Packet Vision can sell the service itself, as it did to Matanuska Telephone Association Inc. , a small Alaskan telco.
But the company is also pursuing partnerships. Juniper Networks Inc. (NYSE: JNPR), which has aspirations of its own in IPTV ad insertion, lists Packet Vision as a partner. And this week at the TelcoTV conference, Packet Vision announced a partnership with SES Americom , working with its IP-Prime content aggregation service. (See SES Picks Packet Vision.)
All the fuss over ad insertion comes from the potential riches carriers see in targeted ads. An IPTV model "enables the possibility of moving from the CPM [cost per thousand viewers] model to a click-through model, and there's a 25x premium there," says David Price, vice president of business development at Harmonic Inc. (Nasdaq: HLIT).
That's a potential revenue source for the smaller telcos offering IPTV. It's also got potential in bigger buildouts; Verizon Communications Inc. (NYSE: VZ), for instance, would like to experiment with dynamic ad insertion on FiOS TV. (See TelcoTV: Verizon Targets Ads.)Cable providers do targeted ad insertion today. The hope among carriers is that IPTV ad insertion could go deeper, eventually targeting specific households or even viewers, based on viewing habits.
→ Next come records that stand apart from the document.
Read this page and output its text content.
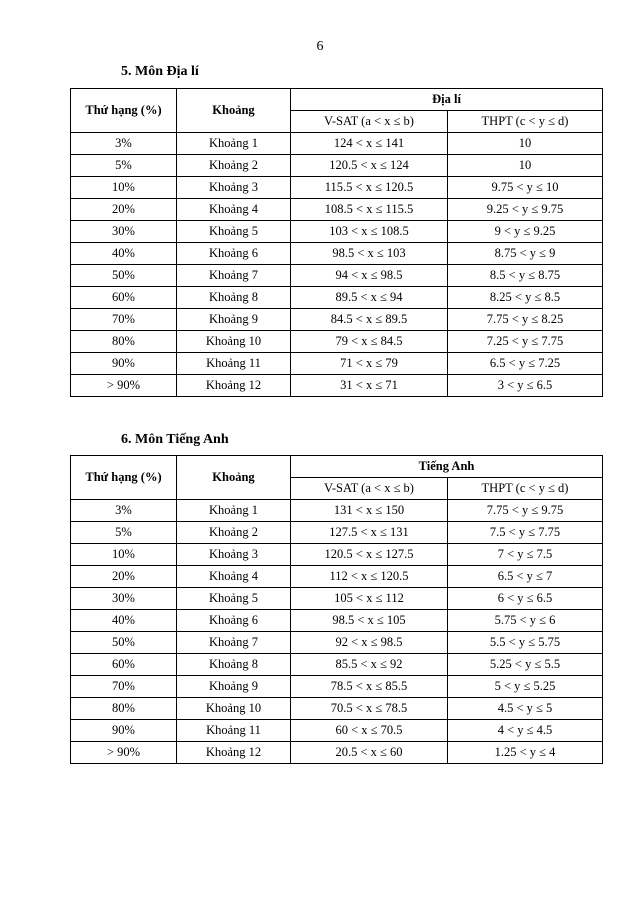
6
5. Môn Địa lí
Thứ hạng (%)	Khoảng	Địa lí	
		V-SAT (a < x ≤ b)	THPT (c < y ≤ d)
3%	Khoảng 1	124 < x ≤ 141	10
5%	Khoảng 2	120.5 < x ≤ 124	10
10%	Khoảng 3	115.5 < x ≤ 120.5	9.75 < y ≤ 10
20%	Khoảng 4	108.5 < x ≤ 115.5	9.25 < y ≤ 9.75
30%	Khoảng 5	103 < x ≤ 108.5	9 < y ≤ 9.25
40%	Khoảng 6	98.5 < x ≤ 103	8.75 < y ≤ 9
50%	Khoảng 7	94 < x ≤ 98.5	8.5 < y ≤ 8.75
60%	Khoảng 8	89.5 < x ≤ 94	8.25 < y ≤ 8.5
70%	Khoảng 9	84.5 < x ≤ 89.5	7.75 < y ≤ 8.25
80%	Khoảng 10	79 < x ≤ 84.5	7.25 < y ≤ 7.75
90%	Khoảng 11	71 < x ≤ 79	6.5 < y ≤ 7.25
> 90%	Khoảng 12	31 < x ≤ 71	3 < y ≤ 6.5
6. Môn Tiếng Anh
Thứ hạng (%)	Khoảng	Tiếng Anh	
		V-SAT (a < x ≤ b)	THPT (c < y ≤ d)
3%	Khoảng 1	131 < x ≤ 150	7.75 < y ≤ 9.75
5%	Khoảng 2	127.5 < x ≤ 131	7.5 < y ≤ 7.75
10%	Khoảng 3	120.5 < x ≤ 127.5	7 < y ≤ 7.5
20%	Khoảng 4	112 < x ≤ 120.5	6.5 < y ≤ 7
30%	Khoảng 5	105 < x ≤ 112	6 < y ≤ 6.5
40%	Khoảng 6	98.5 < x ≤ 105	5.75 < y ≤ 6
50%	Khoảng 7	92 < x ≤ 98.5	5.5 < y ≤ 5.75
60%	Khoảng 8	85.5 < x ≤ 92	5.25 < y ≤ 5.5
70%	Khoảng 9	78.5 < x ≤ 85.5	5 < y ≤ 5.25
80%	Khoảng 10	70.5 < x ≤ 78.5	4.5 < y ≤ 5
90%	Khoảng 11	60 < x ≤ 70.5	4 < y ≤ 4.5
> 90%	Khoảng 12	20.5 < x ≤ 60	1.25 < y ≤ 4
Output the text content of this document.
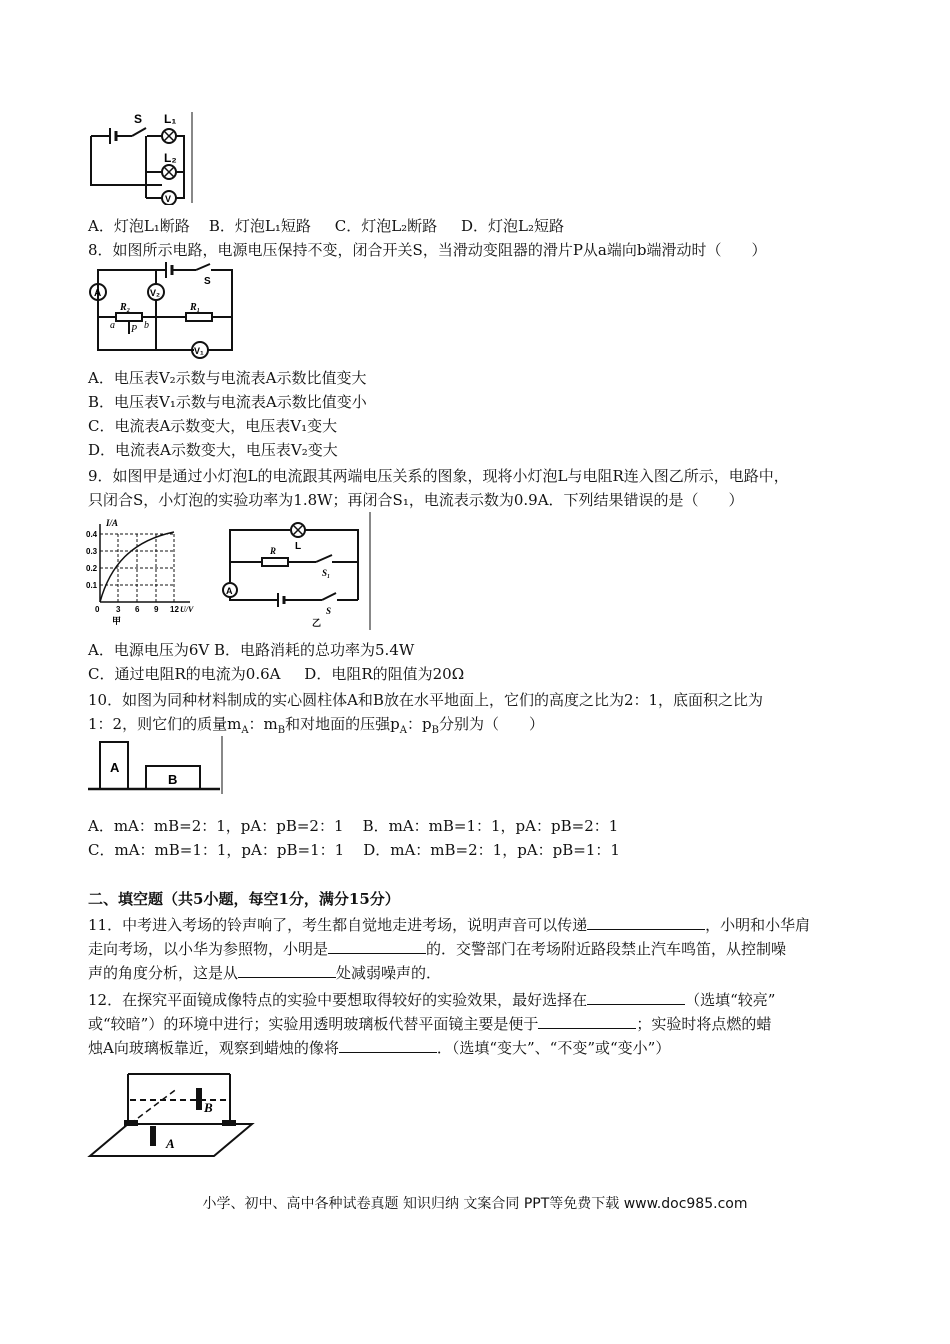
S L₁
L₂
V
A．灯泡L₁断路    B．灯泡L₁短路     C．灯泡L₂断路     D．灯泡L₂短路
8．如图所示电路，电源电压保持不变，闭合开关S，当滑动变阻器的滑片P从a端向b端滑动时（　　）
A	V₂
R₂	R₁
V₁
a	b
P
S
A．电压表V₂示数与电流表A示数比值变大
B．电压表V₁示数与电流表A示数比值变小
C．电流表A示数变大，电压表V₁变大
D．电流表A示数变大，电压表V₂变大
9．如图甲是通过小灯泡L的电流跟其两端电压关系的图象，现将小灯泡L与电阻R连入图乙所示，电路中，
只闭合S，小灯泡的实验功率为1.8W；再闭合S₁，电流表示数为0.9A．下列结果错误的是（　　）
I/A
0.4
0.3
0.2
0.1
0 3 6 9 12 U/V
甲
L
R
S₁
A
S
乙
A．电源电压为6V B．电路消耗的总功率为5.4W
C．通过电阻R的电流为0.6A     D．电阻R的阻值为20Ω
10．如图为同种材料制成的实心圆柱体A和B放在水平地面上，它们的高度之比为2：1，底面积之比为
1：2，则它们的质量$m_A$：$m_B$和对地面的压强$p_A$：$p_B$分别为（　　）
A
B
A．mA：mB=2：1，pA：pB=2：1    B．mA：mB=1：1，pA：pB=2：1
C．mA：mB=1：1，pA：pB=1：1    D．mA：mB=2：1，pA：pB=1：1
二、填空题（共5小题，每空1分，满分15分）
11．中考进入考场的铃声响了，考生都自觉地走进考场，说明声音可以传递	，小明和小华肩
走向考场，以小华为参照物，小明是	的．交警部门在考场附近路段禁止汽车鸣笛，从控制噪
声的角度分析，这是从	处减弱噪声的．
12．在探究平面镜成像特点的实验中要想取得较好的实验效果，最好选择在	（选填“较亮”
或“较暗”）的环境中进行；实验用透明玻璃板代替平面镜主要是便于	；实验时将点燃的蜡
烛A向玻璃板靠近，观察到蜡烛的像将	．（选填“变大”、“不变”或“变小”）
B
A
小学、初中、高中各种试卷真题 知识归纳 文案合同 PPT等免费下载 www.doc985.com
"Right now, ad insertion is something that's done in the head-end for a regional or service group. We're going to get stream densities where you could start streaming to individual users," says Kevin McKinnon, a systems technologist with Motorola.
By making ad insertion into a service, Packet Vision is playing off a trend of creating turnkey services for carriers -- particularly the smaller telcos that want a quick entrée into IPTV. A similar type of service is available on the content side, where an aggregator offers packages of channels to a telco. Examples include Avail Media Inc. , the IP-Prime service from SES, and the newly launched ViP-TV from EchoStar Satellite LLC (See EchoStar's IPTV Play.)
"There's a philosophical link between us and IP Prime," George says.But the advantage Packet Vision saw in services -- recurring revenues -- could prove problematic, says Adi Kishore, an analyst with Heavy Reading.
"The downside is that you're risking the whole thing just like your service provider is," Kishore says. "You're putting the upfront money in yourself and hoping for the returns to pay for it. For a startup, it's a risky approach."
Kishore is bullish on the prospects of targeted ads, though, and sees benefit in vendors like Packet Vision helping to get service providers into that business.
Packet Vision is small -- just 24 employees -- but hopes to double in size during the next year. One quirk of the company is that it's never done a venture funding round. It has raised $12 million from individual investors such as its founder, Patrick Christian, and Bookham Inc. (Nasdaq: BKHM; London: BHM) founder Andrew Rickman.
But its early funding has included one venture firm: Mangrove Capital Partners , one of the early investors in Skype Ltd.